Celebrimbor paused to consider. What this room looked like was a place of last refuge in case of Barad-dur being overrun. But why hadn't the supplies been used? From what Gil-galad had said, Sauron had been in desperate straits by the time he came forth. Never mind, he could figure that out later, if the room proved useable.

He drifted down to the water and examined it. The water in the pool looked somewhat reddish. He couldn't smell it, but when he deep-read it he could sense multiple impurities. Celebrimbor frowned, and tried again. If people were to drink this, he needed to figure out just what was in the pool.

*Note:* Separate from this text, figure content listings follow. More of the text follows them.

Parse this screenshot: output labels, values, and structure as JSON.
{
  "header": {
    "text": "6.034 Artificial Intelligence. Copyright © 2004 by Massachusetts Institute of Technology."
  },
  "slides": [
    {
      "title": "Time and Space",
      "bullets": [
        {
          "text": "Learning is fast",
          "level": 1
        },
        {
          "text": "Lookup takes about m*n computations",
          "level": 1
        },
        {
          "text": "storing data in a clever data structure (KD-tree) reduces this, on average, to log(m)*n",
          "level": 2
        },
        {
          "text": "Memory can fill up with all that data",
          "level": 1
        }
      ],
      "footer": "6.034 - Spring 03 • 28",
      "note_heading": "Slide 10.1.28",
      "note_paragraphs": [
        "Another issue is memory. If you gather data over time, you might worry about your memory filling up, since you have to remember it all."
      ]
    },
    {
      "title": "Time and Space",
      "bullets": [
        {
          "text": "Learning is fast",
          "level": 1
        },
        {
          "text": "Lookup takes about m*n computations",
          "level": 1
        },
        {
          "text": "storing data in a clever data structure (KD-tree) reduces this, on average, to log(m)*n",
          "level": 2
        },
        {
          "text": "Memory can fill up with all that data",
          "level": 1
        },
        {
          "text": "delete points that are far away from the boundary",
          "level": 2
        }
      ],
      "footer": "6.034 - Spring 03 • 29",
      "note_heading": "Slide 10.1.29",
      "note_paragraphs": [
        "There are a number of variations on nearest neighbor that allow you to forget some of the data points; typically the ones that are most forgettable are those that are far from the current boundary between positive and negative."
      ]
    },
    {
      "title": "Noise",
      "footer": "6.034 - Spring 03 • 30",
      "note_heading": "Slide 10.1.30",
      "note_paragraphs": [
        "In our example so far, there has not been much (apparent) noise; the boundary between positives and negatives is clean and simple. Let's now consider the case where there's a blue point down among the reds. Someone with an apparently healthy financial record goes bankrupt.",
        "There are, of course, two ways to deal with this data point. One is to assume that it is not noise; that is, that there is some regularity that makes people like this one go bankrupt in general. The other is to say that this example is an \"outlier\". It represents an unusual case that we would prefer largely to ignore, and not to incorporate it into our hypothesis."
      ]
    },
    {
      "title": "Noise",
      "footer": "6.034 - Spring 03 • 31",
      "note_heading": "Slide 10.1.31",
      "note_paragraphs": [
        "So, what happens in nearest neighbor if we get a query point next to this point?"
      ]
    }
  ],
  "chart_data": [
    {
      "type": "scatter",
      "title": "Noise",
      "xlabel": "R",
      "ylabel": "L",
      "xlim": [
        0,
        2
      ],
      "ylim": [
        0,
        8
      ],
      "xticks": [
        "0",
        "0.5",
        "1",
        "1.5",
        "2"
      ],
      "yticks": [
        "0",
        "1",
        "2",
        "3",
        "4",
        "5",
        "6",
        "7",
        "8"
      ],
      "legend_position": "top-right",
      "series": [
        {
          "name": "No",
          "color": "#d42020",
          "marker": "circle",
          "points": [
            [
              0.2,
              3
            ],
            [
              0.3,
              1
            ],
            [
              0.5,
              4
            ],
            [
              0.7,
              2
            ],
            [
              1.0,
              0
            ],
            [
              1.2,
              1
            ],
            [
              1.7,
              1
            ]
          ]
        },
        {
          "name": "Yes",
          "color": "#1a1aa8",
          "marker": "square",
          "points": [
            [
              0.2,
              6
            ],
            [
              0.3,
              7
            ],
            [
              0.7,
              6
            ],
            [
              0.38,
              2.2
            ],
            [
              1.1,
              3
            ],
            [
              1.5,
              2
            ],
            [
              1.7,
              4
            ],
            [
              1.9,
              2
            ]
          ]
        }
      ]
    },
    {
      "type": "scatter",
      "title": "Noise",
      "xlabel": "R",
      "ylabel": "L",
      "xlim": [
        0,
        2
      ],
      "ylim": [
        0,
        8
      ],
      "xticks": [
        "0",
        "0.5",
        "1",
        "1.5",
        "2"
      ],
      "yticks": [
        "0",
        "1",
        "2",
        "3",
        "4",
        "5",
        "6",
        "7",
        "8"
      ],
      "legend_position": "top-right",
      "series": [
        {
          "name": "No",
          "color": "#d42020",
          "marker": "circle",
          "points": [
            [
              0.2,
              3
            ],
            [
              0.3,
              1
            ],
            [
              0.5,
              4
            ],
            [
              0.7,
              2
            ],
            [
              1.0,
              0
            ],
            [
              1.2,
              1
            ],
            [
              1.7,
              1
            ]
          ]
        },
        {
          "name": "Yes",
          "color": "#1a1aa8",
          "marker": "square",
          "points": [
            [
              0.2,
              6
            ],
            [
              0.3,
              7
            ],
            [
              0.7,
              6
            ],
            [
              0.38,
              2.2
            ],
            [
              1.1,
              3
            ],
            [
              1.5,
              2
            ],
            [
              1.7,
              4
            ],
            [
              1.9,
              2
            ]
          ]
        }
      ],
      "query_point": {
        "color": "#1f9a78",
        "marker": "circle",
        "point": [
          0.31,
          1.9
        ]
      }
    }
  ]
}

Iron seemed to be the main impurity, with lesser amounts of manganese and sulphur. That wouldn't be good for the prisoners in the long term, but it would be far less dangerous than being at the mercy of the guards in the dungeons. There were also some bacteria present, but Celebrimbor had never made a study of microorganisms and couldn't identify them.

So, good food and questionable water. The beer would be welcome, certainly, but there wasn't enough for a long stay. What about air? Celebrimbor reached out mentally and tasted the air. Stinkdamp. If he'd been incarnate, he would be dead by now. He'd have to find some way of venting this underground air to the outside world and preventing the smell from alerting Sauron's minions. However, he knew from all too much experience that dungeons and torture chambers smelled foul anyway. If he vented this carefully, it was likely no one would notice.

Even though the laboratories in the House of the Mirdain had excellent ventilation, they had quickly become defiled once Sauron captured them and Celebrimbor had shown he would be neither informant nor puppet. Celebrimbor shivered, though there was no cold for him to feel. Lord Namo had told him that he had dulled his memories of what had happened there, but he remembered enough. At least now he might get the chance to rescue others... and in many ways that would mean more to him than simply driving Sauron to distraction ever would.

I need to talk to Gil-galad about what I've found, thought Celebrimbor - Gil-galad. Oh no. How long have I been down here? He'll have no idea where I am and has probably been waiting for ages getting more and more irritated. I had better go find him right now.

Celebrimbor floated up through several floors to the agreed meeting place, but Gil-galad was not there.